Kedua perguruan tinggi (UII dan UMY) merupakan PTAIS yang senantiasa berkembang dan maju, didukung oleh pamor berbagai prestasi akademik baik di tingkat daerah, nasional, maupun internasional yang telah menjadikan manajemen mutu program pendidikan tinggi sebagai landasan pengembangannya. dari universitas Islam mereka. program pendidikan tinggi tetap mengedepankan ciri nilai-nilai keislaman serta semangat otonomi pendidikan yang berbasis manajemen berdasarkan kemandirian institusi. Baik UII maupun UMY, kedua perguruan tinggi ini dapat dipandang sebagai representasi dari PTAIS yang mempunyai kualitas terbaik, menerapkan manajemen mutu, menerapkan IT yang terintegrasi dalam proses pendidikan tinggi dan memiliki banyak konsumen yang menggunakan jasa pendidikan tinggi swasta, sehingga mereka layak dijadikan objek penelitian untuk mengetahui sejauh mana implikasi penerapan manajemen mutu program pendidikan di PTAIS terhadap mutu hasil pendidikan yang dihasilkannya. Contoh penerapan triangulasi dalam penelitian ini adalah membandingkan hasil wawancara atau informasi yang diperoleh dari pimpinan UII dan UMY.

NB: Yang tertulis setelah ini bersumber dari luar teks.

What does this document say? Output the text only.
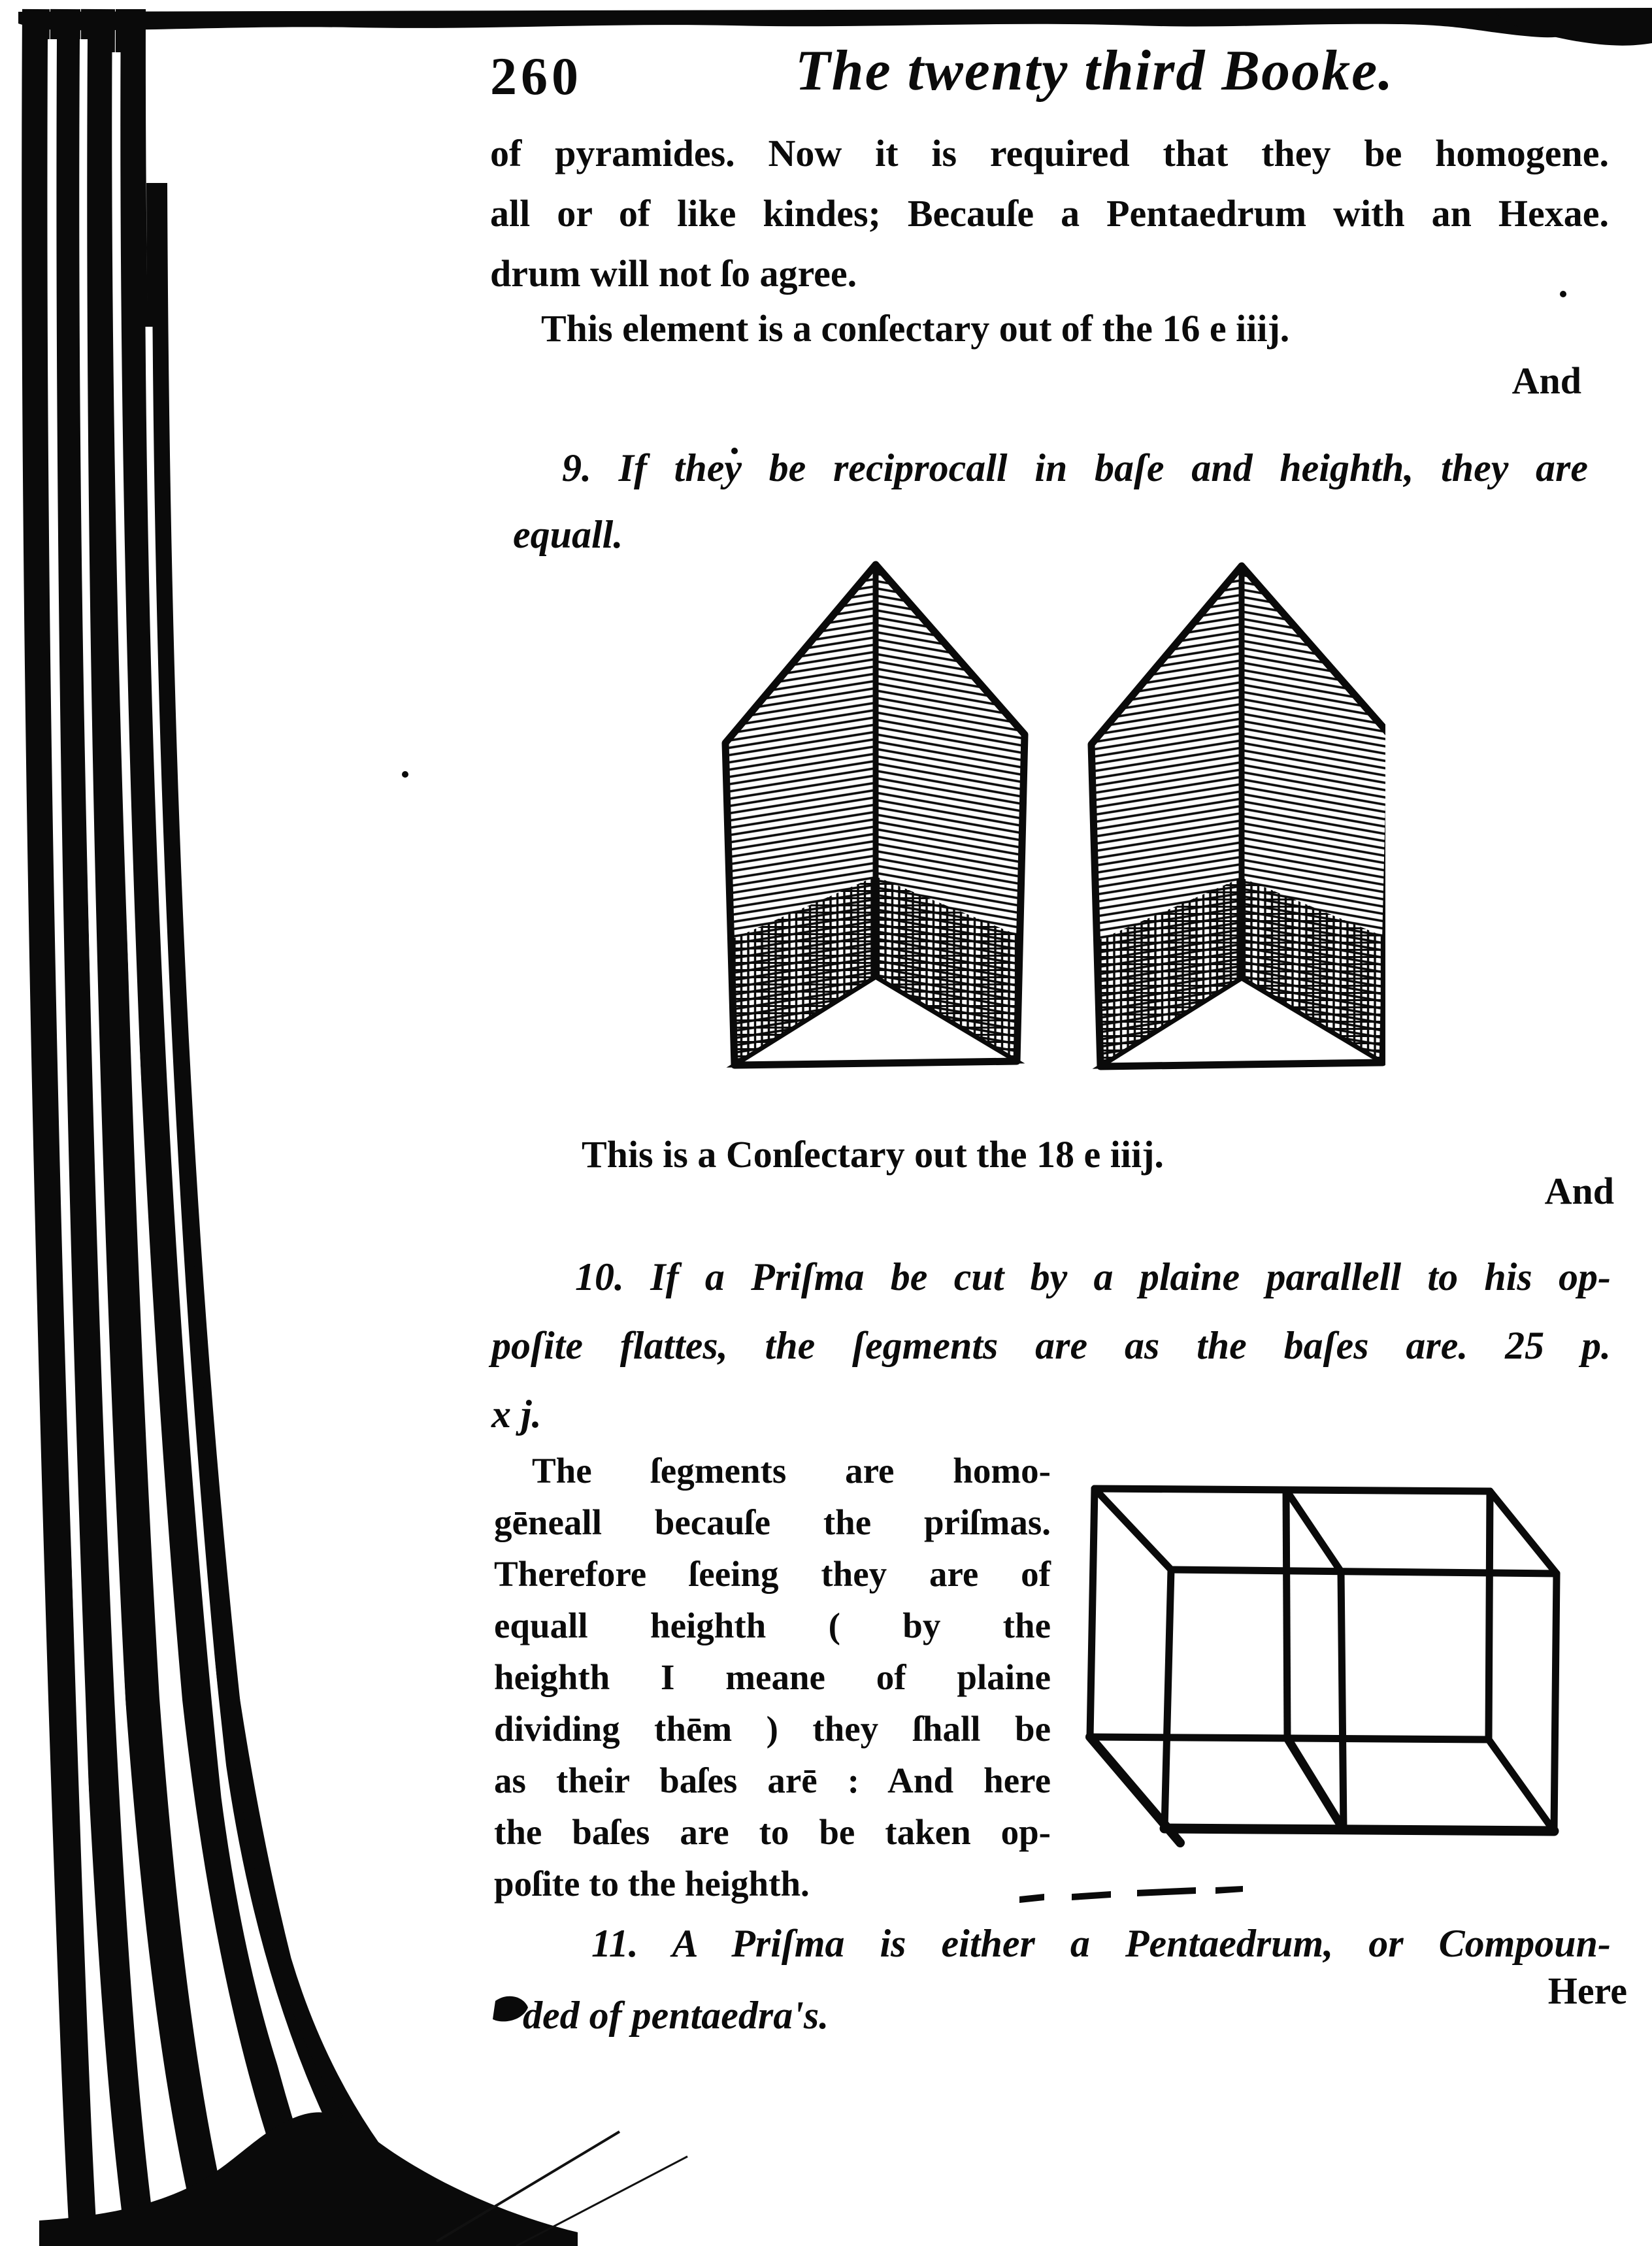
260	The twenty third Booke.
of pyramides. Now it is required that they be homogene.
all or of like kindes; Becauſe a Pentaedrum with an Hexae.
drum will not ſo agree.
This element is a conſectary out of the 16 e iiij.
And
9. If they be reciprocall in baſe and heighth, they are
equall.
This is a Conſectary out the 18 e iiij.
And
10. If a Priſma be cut by a plaine parallell to his op-
poſite flattes, the ſegments are as the baſes are. 25 p.
x j.
The ſegments are homo-
gēneall becauſe the priſmas.
Therefore ſeeing they are of
equall heighth ( by the
heighth I meane of plaine
dividing thēm ) they ſhall be
as their baſes arē : And here
the baſes are to be taken op-
poſite to the heighth.
11. A Priſma is either a Pentaedrum, or Compoun-
ded of pentaedra's.
Here
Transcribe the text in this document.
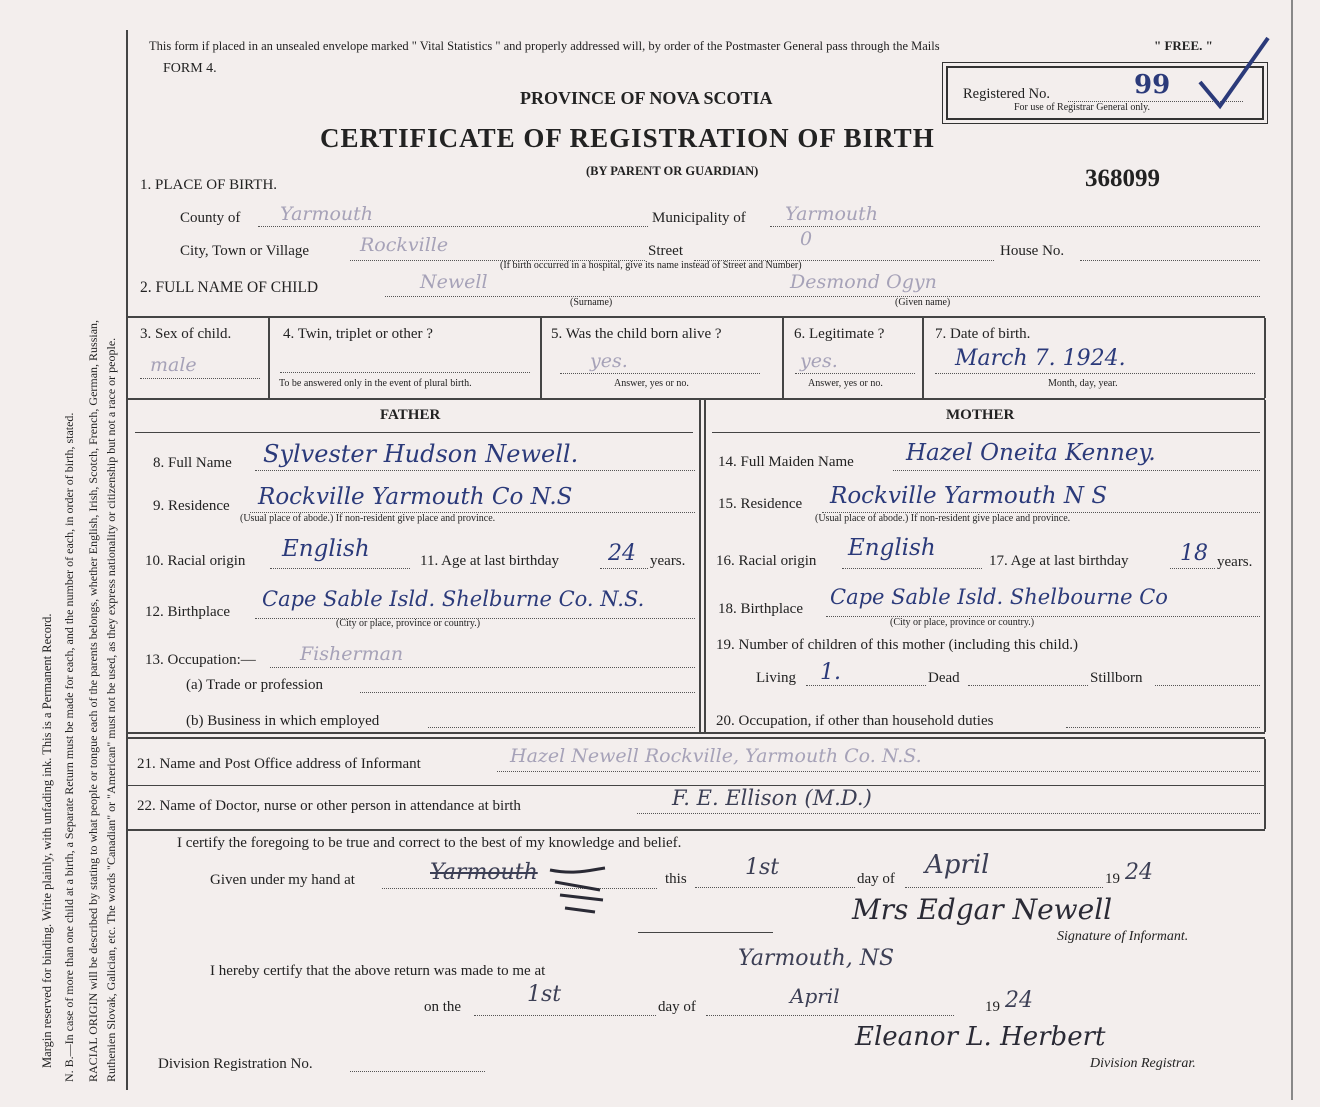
Margin reserved for binding. Write plainly, with unfading ink. This is a Permanent Record. N. B.—In case of more than one child at a birth, a Separate Return must be made for each, and the number of each, in order of birth, stated. RACIAL ORIGIN will be described by stating to what people or tongue each of the parents belongs, whether English, Irish, Scotch, French, German, Russian, Ruthenien Slovak, Galician, etc. The words "Canadian" or "American" must not be used, as they express nationality or citizenship but not a race or people.
This form if placed in an unsealed envelope marked " Vital Statistics " and properly addressed will, by order of the Postmaster General pass through the Mails	" FREE. "
FORM 4.
PROVINCE OF NOVA SCOTIA
CERTIFICATE OF REGISTRATION OF BIRTH
(BY PARENT OR GUARDIAN)
Registered No.	99
For use of Registrar General only.
368099
1. PLACE OF BIRTH.
County of Yarmouth	Municipality of Yarmouth
City, Town or Village	Rockville	Street
0
House No.
(If birth occurred in a hospital, give its name instead of Street and Number)
2. FULL NAME OF CHILD	Newell
(Surname)
Desmond Ogyn
(Given name)
3. Sex of child.
male
4. Twin, triplet or other ?
To be answered only in the event of plural birth.
5. Was the child born alive ?
yes.
Answer, yes or no.
6. Legitimate ?
yes.
Answer, yes or no.
7. Date of birth.
March 7. 1924.
Month, day, year.
FATHER	MOTHER
8. Full Name Sylvester Hudson Newell.
9. Residence Rockville Yarmouth Co N.S
(Usual place of abode.) If non-resident give place and province.
10. Racial origin English	11. Age at last birthday 24 years.
12. Birthplace
Cape Sable Isld. Shelburne Co. N.S.
(City or place, province or country.)
13. Occupation:— Fisherman
(a) Trade or profession
(b) Business in which employed
14. Full Maiden Name Hazel Oneita Kenney.
15. Residence Rockville Yarmouth N S
(Usual place of abode.) If non-resident give place and province.
16. Racial origin English	17. Age at last birthday 18 years.
18. Birthplace Cape Sable Isld. Shelbourne Co
(City or place, province or country.)
19. Number of children of this mother (including this child.)
Living 1.	Dead	Stillborn
20. Occupation, if other than household duties
21. Name and Post Office address of Informant	Hazel Newell Rockville, Yarmouth Co. N.S.
22. Name of Doctor, nurse or other person in attendance at birth	F. E. Ellison (M.D.)
I certify the foregoing to be true and correct to the best of my knowledge and belief.
Given under my hand at	Yarmouth	this	1st	day of April	19 24
Mrs Edgar Newell
Signature of Informant.
I hereby certify that the above return was made to me at	Yarmouth, NS
on the	1st	day of	April	19 24
Eleanor L. Herbert
Division Registration No.	Division Registrar.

Pendekatan dan Metode Penelitian

Analisis seperti ini dapat menggambarkan lingkungan secara lebih lengkap dan dapat mengambil keputusan apakah akan dipindahkan ke lingkungan lain atau tidak. Pandangan ini dibenarkan oleh Sukmadinata yang mengatakan bahwa “Penelitian kualitatif berakar pada latar belakang alami seperti perlunya mengandalkan orang sebagai alat penelitian, menggunakan metode kualitatif dan melakukan analisis induktif”. Sejalan dengan hal tersebut, Lincoln dan Guba (1990:19) menyatakan, “Penelitian dengan metode kualitatif akan membuka peluang yang lebih luas untuk menjalin hubungan langsung antara peneliti dengan responden atau tujuan penelitian.” Tujuan penelitian diarahkan untuk menemukan teori-teori dasar. Ciri-ciri tersebut berarti bahwa pertama, peneliti sendirilah yang menjadi instrumen utama untuk mengunjungi sumber data secara langsung.

Kedua, pelaksanaan data yang dikumpulkan dalam penelitian ini biasanya berbentuk kata-kata, bukan angka. Ketiga, menjelaskan bahwa temuan penelitian kualitatif menekankan pada proses, bukan sekedar hasil, dan keempat, melalui analisis induktif, peneliti mengungkap makna dari kondisi yang diamati, baik di UII maupun di UMY. Dari pernyataan-pernyataan tersebut dapat disimpulkan bahwa metode penelitian kualitatif mempunyai ciri-ciri utama sebagai berikut: (1) pengumpulan data berlangsung dalam lingkungan alami tanpa manipulasi situasi, dengan peneliti sebagai instrumen, (2) hasil penelitian bersifat deskriptif, mengutamakan proses daripada produk, (3) analisis data dilakukan secara terus menerus untuk mencari makna yang bersifat konseptual atau sesuai dengan persepsi subjek yang diteliti, dan (4) kesimpulan dibentuk melalui proses verifikasi dan triangulasi. .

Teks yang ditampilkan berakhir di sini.